If you’re looking to bring a little slice of Italy or Greece to your own backyard, there’s nothing quite like growing your own olive tree. If you get enough warm sunny days, these trees will actually produce fruit right in your garden! But before you start snacking, there’s a little prep work involved to turn those raw harvests into gourmet treats.
Processing is a Must
Whether you’re planning to eat them right away or preserve them for later, olives require a bit of “TLC” after the harvest. Straight off the tree, olives are incredibly hard and packed with bitter compounds that make them pretty much inedible. To get them table-ready, you have to soak them in water or a brine to draw that bitterness out.

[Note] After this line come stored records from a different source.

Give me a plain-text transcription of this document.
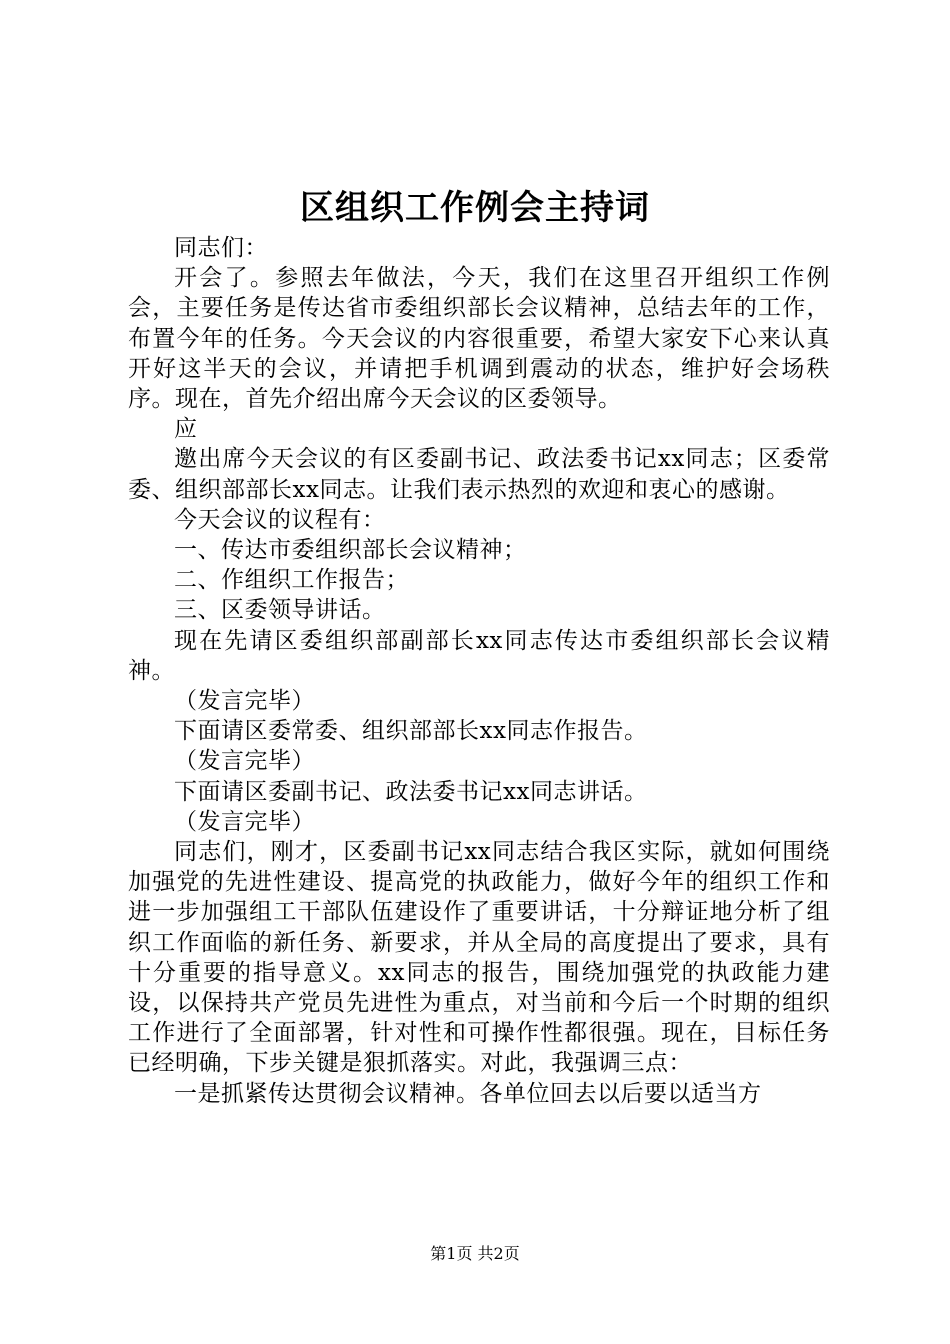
区组织工作例会主持词

同志们：

开会了。参照去年做法，今天，我们在这里召开组织工作例会，主要任务是传达省市委组织部长会议精神，总结去年的工作，布置今年的任务。今天会议的内容很重要，希望大家安下心来认真开好这半天的会议，并请把手机调到震动的状态，维护好会场秩序。现在，首先介绍出席今天会议的区委领导。

应

邀出席今天会议的有区委副书记、政法委书记xx同志；区委常委、组织部部长xx同志。让我们表示热烈的欢迎和衷心的感谢。

今天会议的议程有：

一、传达市委组织部长会议精神；

二、作组织工作报告；

三、区委领导讲话。

现在先请区委组织部副部长xx同志传达市委组织部长会议精神。

（发言完毕）

下面请区委常委、组织部部长xx同志作报告。

（发言完毕）

下面请区委副书记、政法委书记xx同志讲话。

（发言完毕）

同志们，刚才，区委副书记xx同志结合我区实际，就如何围绕加强党的先进性建设、提高党的执政能力，做好今年的组织工作和进一步加强组工干部队伍建设作了重要讲话，十分辩证地分析了组织工作面临的新任务、新要求，并从全局的高度提出了要求，具有十分重要的指导意义。xx同志的报告，围绕加强党的执政能力建设，以保持共产党员先进性为重点，对当前和今后一个时期的组织工作进行了全面部署，针对性和可操作性都很强。现在，目标任务已经明确，下步关键是狠抓落实。对此，我强调三点：

一是抓紧传达贯彻会议精神。各单位回去以后要以适当方

第1页 共2页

Drawing Out the Bitterness
A standard brine ratio is about one pound of salt per quart of water. Because that’s a lot of salt, you’ll need to give the olives a fresh water bath afterward to rinse off the excess. Once they’ve softened up and lost that bitter edge, they’re finally ready to be jarred in oil. You can use a high-quality olive oil or even sunflower oil for this. The golden rule here? Make sure the olives are completely submerged in the oil so no air can reach them. Also, be sure to store your jars in a cool, dark place. If they get too much light or heat, the oil can go rancid and ruin your hard work!
Kicking Up the Flavor
If you want to add a little “zing,” try adding a splash of red wine vinegar to the mix for a tangy, pickled finish. You can also get creative with aromatics—peppercorns, chili peppers, or fresh garlic cloves work wonders. Herbs are another fantastic way to give your olives a signature Mediterranean flavor. Some of my personal favorites include:
- Thyme
- Rosemary
- Oregano
- Bay leaves
Shelf Life and Storage
As long as your jars are kept in a cool, dark spot, your homemade olives will stay delicious for a long time—usually one to two years! Don’t be afraid to experiment with different flavor profiles. If you like heat, toss in some dried chilies for spicy olives. You can even layer in some chopped veggies or cubes of feta cheese to marinate in the same oil for the ultimate appetizer jar.